Mir blieb nichts weiter als ein Leben im Schatten, immer in der Hoffnung, dass ich Sergej nicht wieder verärgerte, denn weglaufen konnte ich nicht. Jeden Tag fragte mich Sergej, ob ich ihn noch liebte, und blieb immer in meiner Nähe, um sicherzugehen, dass ich nicht wieder weglief. Dabei hatte ich nicht vor wegzulaufen. Früher hätte ich zu meinem Vater gekonnt, jetzt gab es niemanden mehr, also wohin sollte ich gehen? Sergej hatte gezeigt, wozu er fähig war, und ich fühltemich machtloser denn je. Ich konnte nur noch darauf hoffen, dass sich die Dinge eines Tages änderten.

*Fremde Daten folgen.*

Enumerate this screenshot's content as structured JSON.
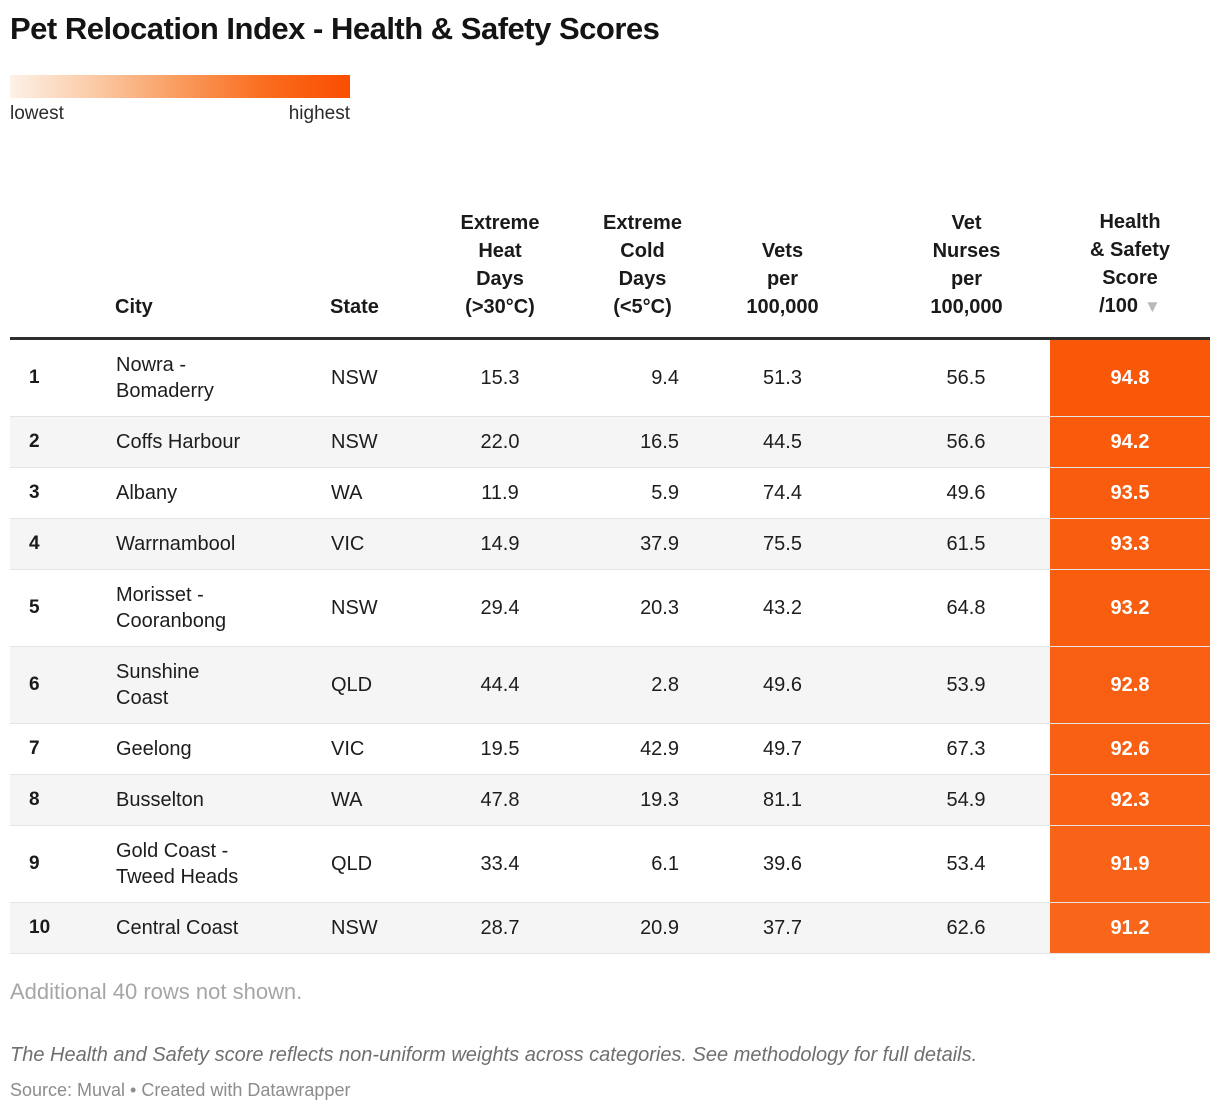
{
  "title": "Pet Relocation Index - Health & Safety Scores",
  "legend": {
    "lowest_label": "lowest",
    "highest_label": "highest",
    "gradient_colors": [
      "#fdf1e7",
      "#fbcaa5",
      "#f99b5e",
      "#fa6c1e",
      "#fb4d00"
    ]
  },
  "table": {
    "columns": {
      "city": "City",
      "state": "State",
      "heat": "Extreme\nHeat\nDays\n(>30°C)",
      "cold": "Extreme\nCold\nDays\n(<5°C)",
      "vets": "Vets\nper\n100,000",
      "nurses": "Vet\nNurses\nper\n100,000",
      "score": "Health\n& Safety\nScore\n/100"
    },
    "sort_icon": "▼",
    "rows": [
      {
        "rank": "1",
        "city": "Nowra -\nBomaderry",
        "state": "NSW",
        "heat": "15.3",
        "cold": "9.4",
        "vets": "51.3",
        "nurses": "56.5",
        "score": "94.8",
        "score_color": "#f95809"
      },
      {
        "rank": "2",
        "city": "Coffs Harbour",
        "state": "NSW",
        "heat": "22.0",
        "cold": "16.5",
        "vets": "44.5",
        "nurses": "56.6",
        "score": "94.2",
        "score_color": "#f95a0b"
      },
      {
        "rank": "3",
        "city": "Albany",
        "state": "WA",
        "heat": "11.9",
        "cold": "5.9",
        "vets": "74.4",
        "nurses": "49.6",
        "score": "93.5",
        "score_color": "#f95c0e"
      },
      {
        "rank": "4",
        "city": "Warrnambool",
        "state": "VIC",
        "heat": "14.9",
        "cold": "37.9",
        "vets": "75.5",
        "nurses": "61.5",
        "score": "93.3",
        "score_color": "#f95d0f"
      },
      {
        "rank": "5",
        "city": "Morisset -\nCooranbong",
        "state": "NSW",
        "heat": "29.4",
        "cold": "20.3",
        "vets": "43.2",
        "nurses": "64.8",
        "score": "93.2",
        "score_color": "#f95d10"
      },
      {
        "rank": "6",
        "city": "Sunshine\nCoast",
        "state": "QLD",
        "heat": "44.4",
        "cold": "2.8",
        "vets": "49.6",
        "nurses": "53.9",
        "score": "92.8",
        "score_color": "#f95f12"
      },
      {
        "rank": "7",
        "city": "Geelong",
        "state": "VIC",
        "heat": "19.5",
        "cold": "42.9",
        "vets": "49.7",
        "nurses": "67.3",
        "score": "92.6",
        "score_color": "#f96013"
      },
      {
        "rank": "8",
        "city": "Busselton",
        "state": "WA",
        "heat": "47.8",
        "cold": "19.3",
        "vets": "81.1",
        "nurses": "54.9",
        "score": "92.3",
        "score_color": "#f96114"
      },
      {
        "rank": "9",
        "city": "Gold Coast -\nTweed Heads",
        "state": "QLD",
        "heat": "33.4",
        "cold": "6.1",
        "vets": "39.6",
        "nurses": "53.4",
        "score": "91.9",
        "score_color": "#f96317"
      },
      {
        "rank": "10",
        "city": "Central Coast",
        "state": "NSW",
        "heat": "28.7",
        "cold": "20.9",
        "vets": "37.7",
        "nurses": "62.6",
        "score": "91.2",
        "score_color": "#f96519"
      }
    ]
  },
  "footer": {
    "additional_rows_note": "Additional 40 rows not shown.",
    "methodology_note": "The Health and Safety score reflects non-uniform weights across categories. See methodology for full details.",
    "source_line": "Source: Muval • Created with Datawrapper"
  },
  "colors": {
    "accent_orange": "#fb4d00",
    "header_border": "#2e2e2e",
    "zebra_row": "#f5f5f5",
    "row_border": "#e4e4e4"
  }
}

Als ich Pascha wieder hochnahm, dachte ich an das, was der Arzt vor etlichen Wochen gesagt hatte. Wir hatten bald wieder einen Termin bei ihm, aber meinem Sohn ging es immer noch nicht besser, egal wie sehr ich mich bemühte, ihn zum Milchtrinken zu bewegen. Je mehr ich über das Waisenhaus nachdachte, desto häufiger fragte ich mich, ob es nicht womöglich wirklich besser wäre, ihn dorthin zu geben. Meine Nachbarin Janna, die mir manchmal Lebensmittel schenkte, wenn ich keine hatte, der Arzt und Mama hatten mir alle gesagt, es wäre das Richtige; da könne man sich anständig um das Baby kümmern. Alle sagten dasselbe, und tief in meinem Innern wusste ich, was ich zu tun hatte. Ich würde Pascha für die Dauer von sechs Monaten ins Waisenhaus geben, genug Zeit für mich, um einen Job zu finden und jemanden, der sich um Sascha kümmerte, wenn ich bei der Arbeit war. Dann ginge es Pascha gut genug, und ich könnte ihn nach Hause holen.

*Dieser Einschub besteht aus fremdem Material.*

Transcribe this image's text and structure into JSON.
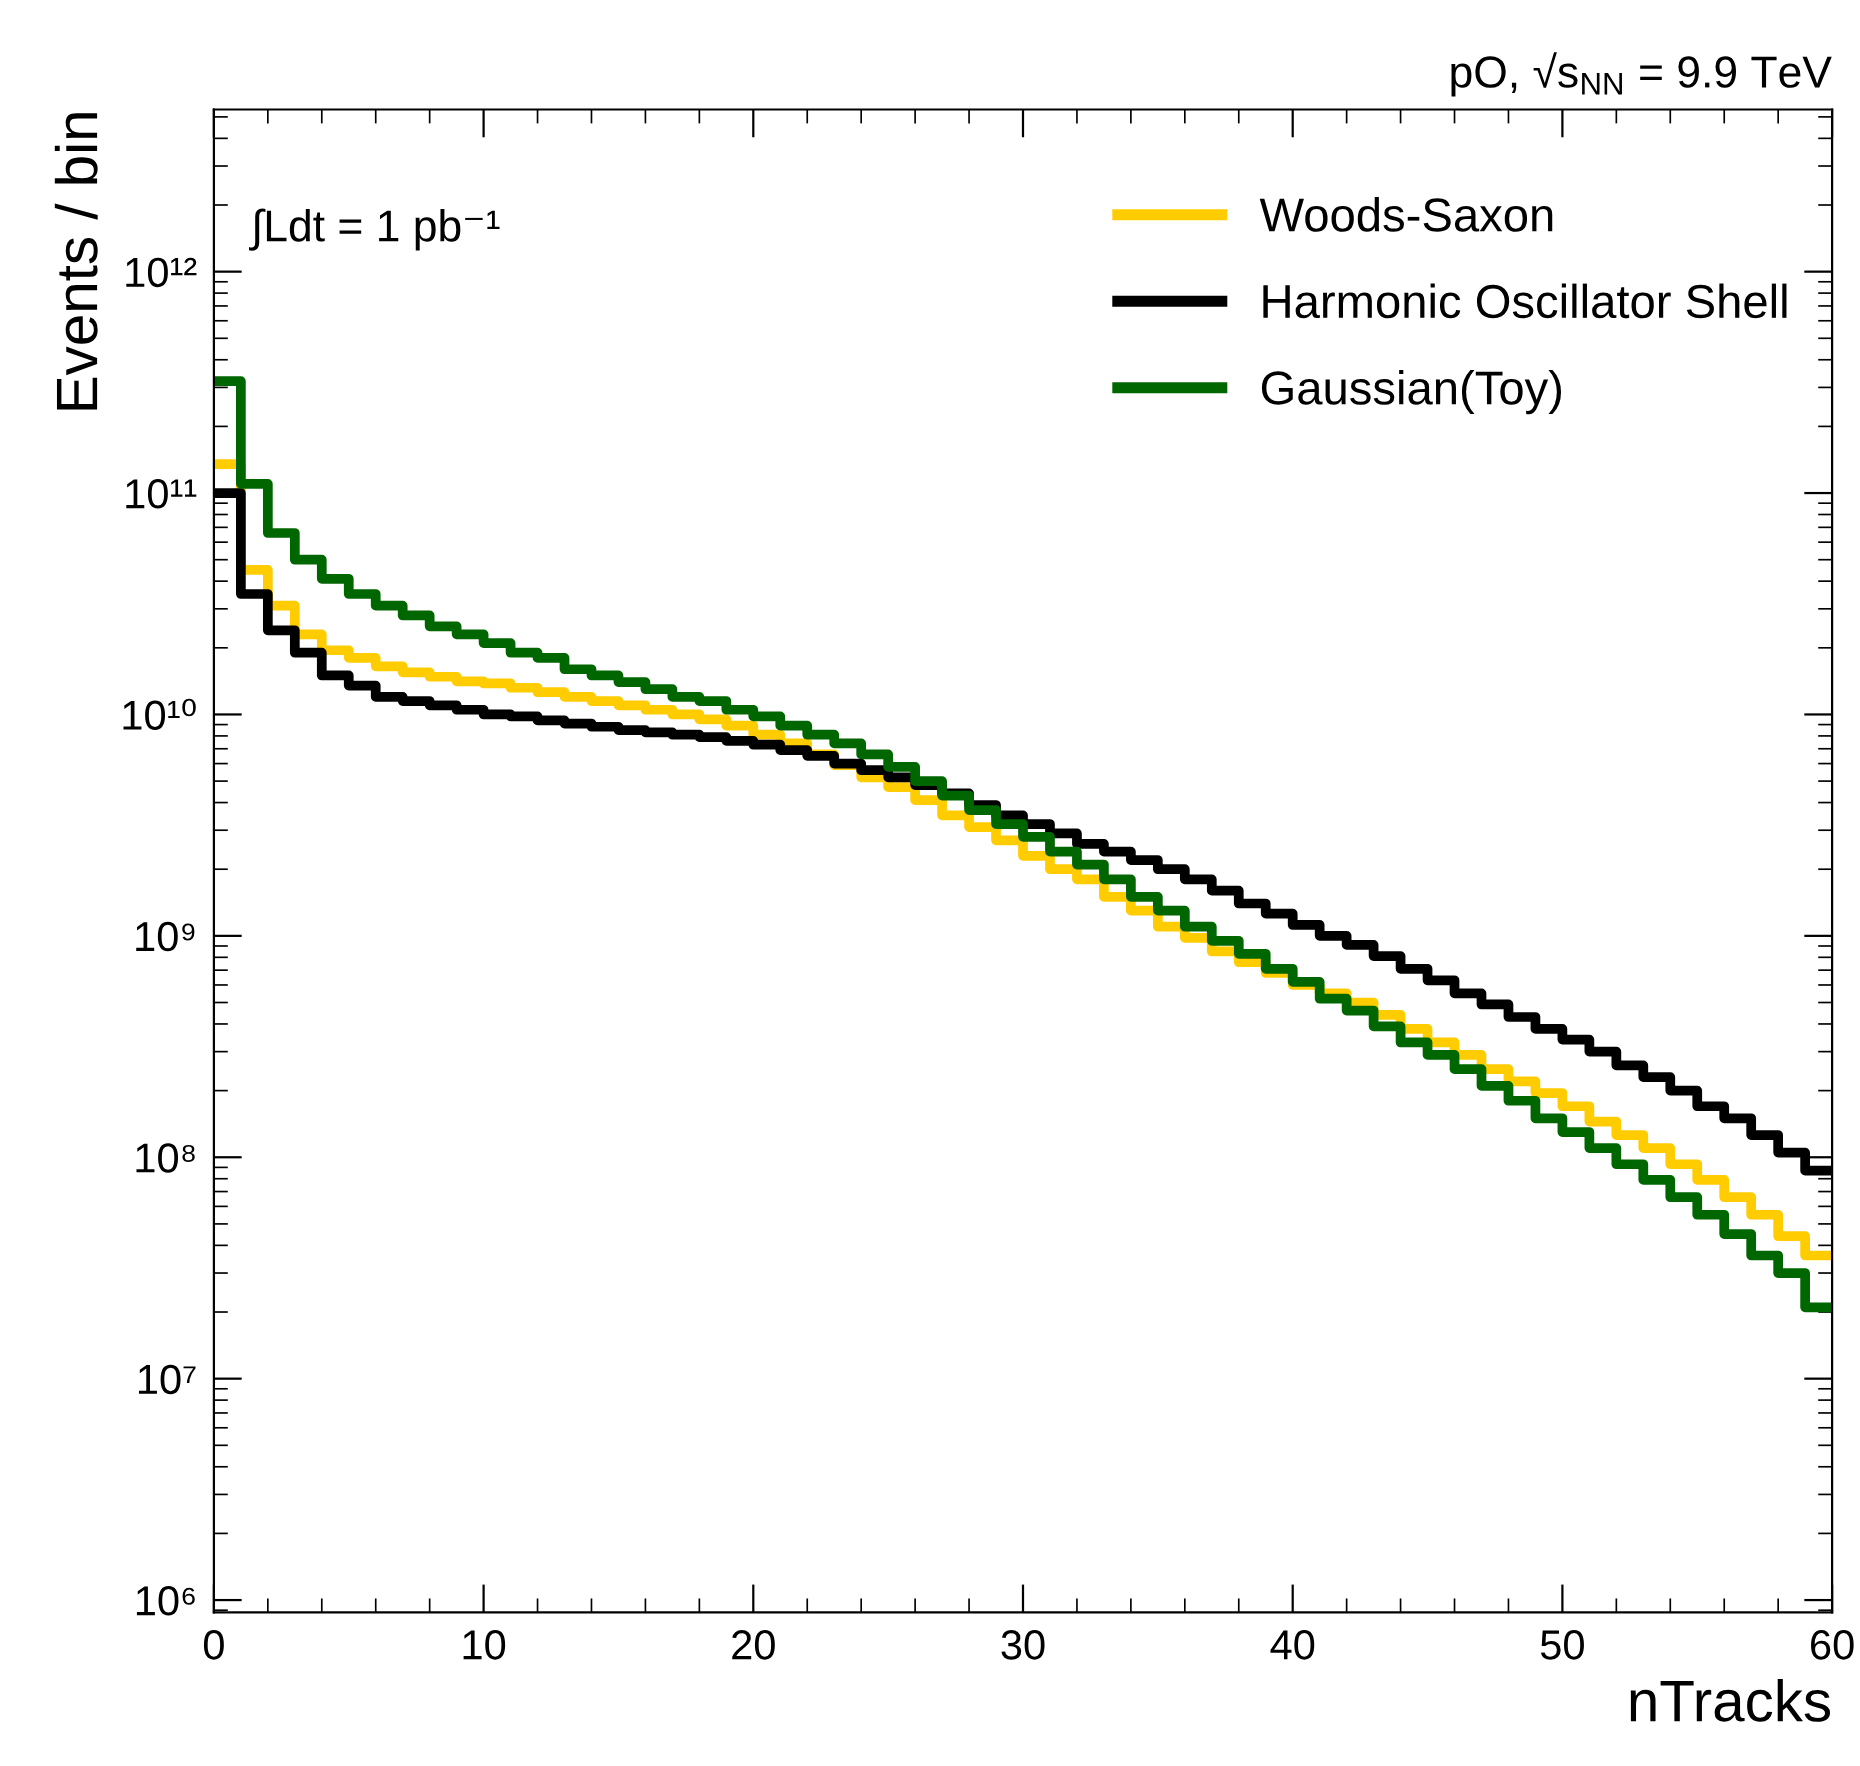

Sergej freute sich so sehr, als ich ihm am Abend meinen Entschluss mitteilte.
»Endlich wirst du vernünftig«, sagte er lächelnd.

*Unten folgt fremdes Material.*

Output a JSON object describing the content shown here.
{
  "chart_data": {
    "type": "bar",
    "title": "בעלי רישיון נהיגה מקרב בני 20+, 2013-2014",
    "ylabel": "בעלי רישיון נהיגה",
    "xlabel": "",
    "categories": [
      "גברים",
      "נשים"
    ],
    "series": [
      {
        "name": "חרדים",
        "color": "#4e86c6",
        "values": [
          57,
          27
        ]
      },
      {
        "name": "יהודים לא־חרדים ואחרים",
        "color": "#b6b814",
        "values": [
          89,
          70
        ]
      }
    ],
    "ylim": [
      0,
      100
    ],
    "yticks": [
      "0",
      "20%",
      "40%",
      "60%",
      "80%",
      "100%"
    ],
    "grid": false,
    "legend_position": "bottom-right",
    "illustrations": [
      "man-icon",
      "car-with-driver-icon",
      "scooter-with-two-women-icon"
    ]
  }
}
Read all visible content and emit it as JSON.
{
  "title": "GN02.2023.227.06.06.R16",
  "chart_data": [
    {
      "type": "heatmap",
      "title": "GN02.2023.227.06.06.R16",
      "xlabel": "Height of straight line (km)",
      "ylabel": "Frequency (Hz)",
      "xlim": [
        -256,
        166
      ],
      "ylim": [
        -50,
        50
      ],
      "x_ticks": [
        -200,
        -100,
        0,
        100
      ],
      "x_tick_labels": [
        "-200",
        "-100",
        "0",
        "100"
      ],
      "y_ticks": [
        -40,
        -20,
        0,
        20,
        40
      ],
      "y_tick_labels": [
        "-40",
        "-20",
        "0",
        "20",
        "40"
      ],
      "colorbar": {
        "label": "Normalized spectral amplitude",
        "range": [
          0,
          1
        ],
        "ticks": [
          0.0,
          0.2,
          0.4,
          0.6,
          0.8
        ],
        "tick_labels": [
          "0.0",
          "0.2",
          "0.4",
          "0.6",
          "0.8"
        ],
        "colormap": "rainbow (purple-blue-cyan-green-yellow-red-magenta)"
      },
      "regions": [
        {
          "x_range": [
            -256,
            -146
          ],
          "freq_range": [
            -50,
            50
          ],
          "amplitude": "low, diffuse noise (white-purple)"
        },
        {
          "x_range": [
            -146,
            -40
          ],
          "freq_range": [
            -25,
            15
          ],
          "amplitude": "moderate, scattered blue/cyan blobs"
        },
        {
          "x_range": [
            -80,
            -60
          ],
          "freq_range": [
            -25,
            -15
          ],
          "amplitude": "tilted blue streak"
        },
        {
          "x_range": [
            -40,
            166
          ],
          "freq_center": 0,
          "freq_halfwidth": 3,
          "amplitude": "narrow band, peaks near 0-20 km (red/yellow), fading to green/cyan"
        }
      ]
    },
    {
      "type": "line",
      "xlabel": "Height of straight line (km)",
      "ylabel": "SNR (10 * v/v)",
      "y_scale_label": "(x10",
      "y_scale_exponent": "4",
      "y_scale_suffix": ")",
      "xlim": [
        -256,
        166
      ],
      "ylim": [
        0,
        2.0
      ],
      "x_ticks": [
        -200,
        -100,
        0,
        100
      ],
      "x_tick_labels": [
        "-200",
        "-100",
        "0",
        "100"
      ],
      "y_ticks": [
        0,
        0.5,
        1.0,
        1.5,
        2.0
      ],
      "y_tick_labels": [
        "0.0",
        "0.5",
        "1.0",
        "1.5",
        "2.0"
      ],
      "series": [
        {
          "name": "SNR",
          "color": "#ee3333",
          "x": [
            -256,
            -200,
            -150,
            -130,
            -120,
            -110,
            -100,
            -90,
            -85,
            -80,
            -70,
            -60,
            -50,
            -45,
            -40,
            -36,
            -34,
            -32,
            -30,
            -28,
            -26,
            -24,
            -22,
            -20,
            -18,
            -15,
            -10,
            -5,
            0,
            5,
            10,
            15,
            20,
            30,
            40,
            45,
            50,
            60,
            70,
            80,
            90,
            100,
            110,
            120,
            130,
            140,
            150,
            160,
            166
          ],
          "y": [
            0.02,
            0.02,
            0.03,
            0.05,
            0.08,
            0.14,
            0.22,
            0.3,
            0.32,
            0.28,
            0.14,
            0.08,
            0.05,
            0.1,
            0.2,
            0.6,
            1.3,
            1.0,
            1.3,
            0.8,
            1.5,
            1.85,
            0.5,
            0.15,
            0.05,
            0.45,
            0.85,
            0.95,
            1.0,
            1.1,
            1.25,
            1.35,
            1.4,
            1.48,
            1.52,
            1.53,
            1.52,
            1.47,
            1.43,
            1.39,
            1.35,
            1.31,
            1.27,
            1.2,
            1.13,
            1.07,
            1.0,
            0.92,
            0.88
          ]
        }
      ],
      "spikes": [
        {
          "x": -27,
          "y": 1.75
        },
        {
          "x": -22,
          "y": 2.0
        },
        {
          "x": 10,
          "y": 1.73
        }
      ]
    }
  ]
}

Es mochte ja die richtige Entscheidung sein, aber ich war so traurig, als ich am nächsten Tag Paschas wenige Sachen in eine Tasche packte. Würde er mir je verzeihen? Ich hatte im Grunde nicht gelernt, ihn richtig zu lieben, und jetzt schickte ich ihn fort.
»Er kriegt die Operation, die er braucht«, sagte die Leiterin des Waisenhauses am nächsten Tag zu mir, als sie ihn mir abnahm. »Wir päppeln ihn auf und sorgen dafür, dass er zu Kräften kommt.«
»Aber wann kann ich ihn denn sehen?«, fragte ich.
»Wann immer Sie wollen, aber die meisten Eltern kommen am Wochenende.«
»Dann mache ich das auch so.«
Pascha wirkte so alt, als er zu mir hochschaute. Er war ein ernsthafter Junge, der fast nie lächelte.
»Soll ich ihn nehmen?«, fragte die Leiterin und kam auf mich zu.